The group has drawn concern among local conservationists after leaving offerings -- clothing, statues, plastic flowers and other items -- along the Gateway National Recreation Area near Jamaica Bay.
"I was appalled to see the condition of the place," said New Yorker Nagassar Ramgarib, a practicing Hindu. "It was really disgustingly filthy."
Many defend the practice, considered a sacred Hindu tradition. Millions of worshippers leave offerings to the gods at India's Ganges river each year.
"There are times when we feel that we need to come to the sea, to offer flowers and of course ... material things because we feel that flowers, they just go," said Esther J. Ramdeen, a spokeswoman for the East Elmhurst temple, Shiva Mandir, who helped organize Friday's clean-up. "We see God in the sea," she said.
What remains is a standoff between those who insist on practicing their beliefs unfettered and environmentalists who are trying to preserve the area for local marine life.
Affected by the buildup and inspired by a park ranger who helped remove debris with him several years earlier, Ramgarib returned to his temple to encourage executives and its members to visit the park and see the destruction.
"It is the sea. It is something that we as Hindus worship," he told them, "It is the medium that we use from this life to the after-life."
Ramgarib warned that if the area was continually polluted, his people could be banned.
Kathy Krause, a supervisory park ranger of the Gateway National Recreation Area who attended the clean-up, agrees the religious practices have put definite pressure on the bay.
"It's a rich biodiverse ecosystem but it's definitively suffering some major environmental issues," Krause said.
These extra items left on the bay are one of its biggest threats for Jamaica Bay, a national park that's home to more than 325 species of birds, invertebrates and sea life, Krause said.

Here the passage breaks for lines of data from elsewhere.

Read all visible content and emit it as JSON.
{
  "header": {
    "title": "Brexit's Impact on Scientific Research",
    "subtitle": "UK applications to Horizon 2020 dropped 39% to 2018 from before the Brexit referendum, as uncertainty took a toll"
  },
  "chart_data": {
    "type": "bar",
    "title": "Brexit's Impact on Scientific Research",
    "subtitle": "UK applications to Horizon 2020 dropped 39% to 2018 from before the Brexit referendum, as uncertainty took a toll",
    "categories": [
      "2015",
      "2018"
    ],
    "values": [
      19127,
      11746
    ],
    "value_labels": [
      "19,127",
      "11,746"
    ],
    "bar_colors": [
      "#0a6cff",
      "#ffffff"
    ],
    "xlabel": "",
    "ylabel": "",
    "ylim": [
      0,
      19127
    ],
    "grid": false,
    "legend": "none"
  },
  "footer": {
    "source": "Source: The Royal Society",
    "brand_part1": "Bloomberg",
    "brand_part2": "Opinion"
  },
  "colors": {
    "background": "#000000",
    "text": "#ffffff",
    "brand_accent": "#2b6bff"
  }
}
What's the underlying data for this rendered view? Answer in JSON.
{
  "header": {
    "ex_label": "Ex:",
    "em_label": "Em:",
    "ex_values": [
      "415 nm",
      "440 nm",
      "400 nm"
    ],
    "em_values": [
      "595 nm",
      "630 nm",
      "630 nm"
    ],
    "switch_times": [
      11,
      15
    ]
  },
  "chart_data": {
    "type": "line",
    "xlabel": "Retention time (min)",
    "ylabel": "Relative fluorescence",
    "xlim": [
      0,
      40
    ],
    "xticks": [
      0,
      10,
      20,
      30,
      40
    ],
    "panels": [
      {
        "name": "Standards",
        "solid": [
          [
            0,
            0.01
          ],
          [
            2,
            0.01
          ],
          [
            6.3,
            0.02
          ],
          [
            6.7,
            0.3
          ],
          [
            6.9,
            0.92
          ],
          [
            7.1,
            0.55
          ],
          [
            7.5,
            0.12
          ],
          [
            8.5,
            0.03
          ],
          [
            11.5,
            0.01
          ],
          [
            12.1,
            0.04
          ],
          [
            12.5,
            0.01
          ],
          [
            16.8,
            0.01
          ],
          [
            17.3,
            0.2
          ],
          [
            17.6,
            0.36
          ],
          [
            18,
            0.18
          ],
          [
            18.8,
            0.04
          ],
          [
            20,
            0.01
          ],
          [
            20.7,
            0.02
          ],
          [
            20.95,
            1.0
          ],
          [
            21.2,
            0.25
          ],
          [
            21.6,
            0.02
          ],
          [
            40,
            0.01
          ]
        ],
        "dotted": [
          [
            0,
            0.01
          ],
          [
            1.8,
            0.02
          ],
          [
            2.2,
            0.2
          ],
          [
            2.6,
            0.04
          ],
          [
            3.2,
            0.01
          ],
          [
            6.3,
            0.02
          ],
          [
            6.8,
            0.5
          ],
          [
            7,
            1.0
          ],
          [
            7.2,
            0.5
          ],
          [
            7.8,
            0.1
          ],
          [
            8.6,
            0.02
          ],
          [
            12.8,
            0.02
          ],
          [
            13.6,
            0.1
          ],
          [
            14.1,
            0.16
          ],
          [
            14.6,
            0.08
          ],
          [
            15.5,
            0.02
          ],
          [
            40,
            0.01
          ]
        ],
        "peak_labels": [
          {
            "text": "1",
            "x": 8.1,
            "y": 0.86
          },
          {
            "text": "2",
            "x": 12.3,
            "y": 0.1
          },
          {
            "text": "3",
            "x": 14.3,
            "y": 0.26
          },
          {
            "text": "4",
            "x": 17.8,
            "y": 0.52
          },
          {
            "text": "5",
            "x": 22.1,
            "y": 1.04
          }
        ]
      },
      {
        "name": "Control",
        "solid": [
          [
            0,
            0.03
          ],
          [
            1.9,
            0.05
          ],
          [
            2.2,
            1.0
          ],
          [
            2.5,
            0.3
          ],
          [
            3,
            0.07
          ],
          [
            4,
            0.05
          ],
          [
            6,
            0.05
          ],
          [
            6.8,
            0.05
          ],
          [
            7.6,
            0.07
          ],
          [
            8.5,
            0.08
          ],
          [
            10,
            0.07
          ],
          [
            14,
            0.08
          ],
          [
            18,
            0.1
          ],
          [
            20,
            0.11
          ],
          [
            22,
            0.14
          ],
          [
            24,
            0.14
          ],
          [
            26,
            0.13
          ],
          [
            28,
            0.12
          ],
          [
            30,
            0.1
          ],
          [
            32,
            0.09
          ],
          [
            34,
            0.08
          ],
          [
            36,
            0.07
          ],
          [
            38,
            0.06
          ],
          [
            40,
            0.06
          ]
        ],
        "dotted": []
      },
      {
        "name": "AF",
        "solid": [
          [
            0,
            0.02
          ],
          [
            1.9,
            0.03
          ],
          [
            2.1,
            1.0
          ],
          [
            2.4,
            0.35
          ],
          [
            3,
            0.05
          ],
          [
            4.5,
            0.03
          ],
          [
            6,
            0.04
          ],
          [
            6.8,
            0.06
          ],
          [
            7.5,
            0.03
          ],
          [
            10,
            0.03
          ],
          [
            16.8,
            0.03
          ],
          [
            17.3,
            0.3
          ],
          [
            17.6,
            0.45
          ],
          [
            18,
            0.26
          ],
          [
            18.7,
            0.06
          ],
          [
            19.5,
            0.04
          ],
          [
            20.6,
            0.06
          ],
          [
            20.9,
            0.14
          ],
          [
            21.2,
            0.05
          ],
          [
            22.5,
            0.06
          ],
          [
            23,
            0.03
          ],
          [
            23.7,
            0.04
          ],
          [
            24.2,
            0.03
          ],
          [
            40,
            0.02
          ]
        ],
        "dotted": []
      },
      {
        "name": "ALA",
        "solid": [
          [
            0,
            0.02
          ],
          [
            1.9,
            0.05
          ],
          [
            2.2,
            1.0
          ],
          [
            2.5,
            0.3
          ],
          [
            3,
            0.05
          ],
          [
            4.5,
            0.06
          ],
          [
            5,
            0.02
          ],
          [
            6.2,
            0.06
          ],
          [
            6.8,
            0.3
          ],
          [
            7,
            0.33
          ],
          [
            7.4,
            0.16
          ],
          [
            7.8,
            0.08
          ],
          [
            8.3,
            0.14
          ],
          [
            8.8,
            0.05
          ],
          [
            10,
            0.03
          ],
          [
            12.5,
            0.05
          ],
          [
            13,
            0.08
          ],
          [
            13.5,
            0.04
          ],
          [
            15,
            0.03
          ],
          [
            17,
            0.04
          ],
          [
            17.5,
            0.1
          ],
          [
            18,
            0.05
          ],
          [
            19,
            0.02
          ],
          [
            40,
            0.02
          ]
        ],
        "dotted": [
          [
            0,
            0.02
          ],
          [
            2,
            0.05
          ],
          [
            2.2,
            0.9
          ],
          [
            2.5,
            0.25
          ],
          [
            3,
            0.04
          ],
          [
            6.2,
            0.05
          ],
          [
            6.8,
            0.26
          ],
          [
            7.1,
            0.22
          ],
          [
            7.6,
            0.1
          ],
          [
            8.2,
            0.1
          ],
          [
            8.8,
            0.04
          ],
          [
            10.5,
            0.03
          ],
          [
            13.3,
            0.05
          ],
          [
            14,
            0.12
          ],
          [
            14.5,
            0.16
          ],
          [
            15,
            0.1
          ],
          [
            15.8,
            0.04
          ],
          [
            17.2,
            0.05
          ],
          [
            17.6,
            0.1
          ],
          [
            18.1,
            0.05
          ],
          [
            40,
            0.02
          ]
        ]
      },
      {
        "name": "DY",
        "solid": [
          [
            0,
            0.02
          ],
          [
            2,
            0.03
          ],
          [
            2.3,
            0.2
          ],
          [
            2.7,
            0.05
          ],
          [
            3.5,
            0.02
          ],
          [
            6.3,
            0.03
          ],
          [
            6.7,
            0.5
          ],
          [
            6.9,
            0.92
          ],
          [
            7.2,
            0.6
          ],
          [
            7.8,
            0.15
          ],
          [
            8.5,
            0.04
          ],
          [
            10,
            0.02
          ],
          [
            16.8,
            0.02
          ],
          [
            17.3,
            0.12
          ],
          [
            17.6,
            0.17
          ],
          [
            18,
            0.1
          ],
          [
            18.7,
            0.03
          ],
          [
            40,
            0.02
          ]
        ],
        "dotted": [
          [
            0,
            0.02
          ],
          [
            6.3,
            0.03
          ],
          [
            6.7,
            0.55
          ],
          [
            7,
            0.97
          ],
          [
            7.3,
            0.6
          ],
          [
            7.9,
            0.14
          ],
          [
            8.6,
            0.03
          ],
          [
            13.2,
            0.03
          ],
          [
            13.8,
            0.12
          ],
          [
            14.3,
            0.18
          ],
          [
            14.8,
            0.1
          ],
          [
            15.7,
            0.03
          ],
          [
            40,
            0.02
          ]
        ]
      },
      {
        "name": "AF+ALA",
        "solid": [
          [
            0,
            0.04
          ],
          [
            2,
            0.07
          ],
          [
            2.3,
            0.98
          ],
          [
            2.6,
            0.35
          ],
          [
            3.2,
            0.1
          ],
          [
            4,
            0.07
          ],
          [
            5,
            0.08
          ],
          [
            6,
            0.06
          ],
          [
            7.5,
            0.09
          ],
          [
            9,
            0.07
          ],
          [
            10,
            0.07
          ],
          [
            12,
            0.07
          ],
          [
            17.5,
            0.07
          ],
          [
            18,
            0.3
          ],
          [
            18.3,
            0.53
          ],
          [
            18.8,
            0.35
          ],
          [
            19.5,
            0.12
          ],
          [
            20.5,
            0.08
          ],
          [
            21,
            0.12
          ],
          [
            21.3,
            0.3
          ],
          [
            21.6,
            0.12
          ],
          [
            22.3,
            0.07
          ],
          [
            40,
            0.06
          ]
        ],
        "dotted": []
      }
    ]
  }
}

"They release nutrients into the bay that don't belong there, and it exacerbates the water pollution problem we have," she said.
Volunteers picking under rocks and through grass Friday filled garbage bags of bottles, coconut shells, figurines and yards of cloth, all of which the group says they will try to recycle.
Ramdeen said the fabric, pulled and sometimes ripped from beneath the shoreline, is just another part of the material possessions offered to the gods.
"You see that the colors we're picking up are very pretty colors," she said "and we as Hindus think that we should give God the best."
The material collected by Ramdeen's organization is washed before being sent back to India as clothing.
"So it was kind of a recycling process," she said of their efforts.
"It's amazing," Krause said of the group's efforts. "This just shows such wonderful turnout from the local community."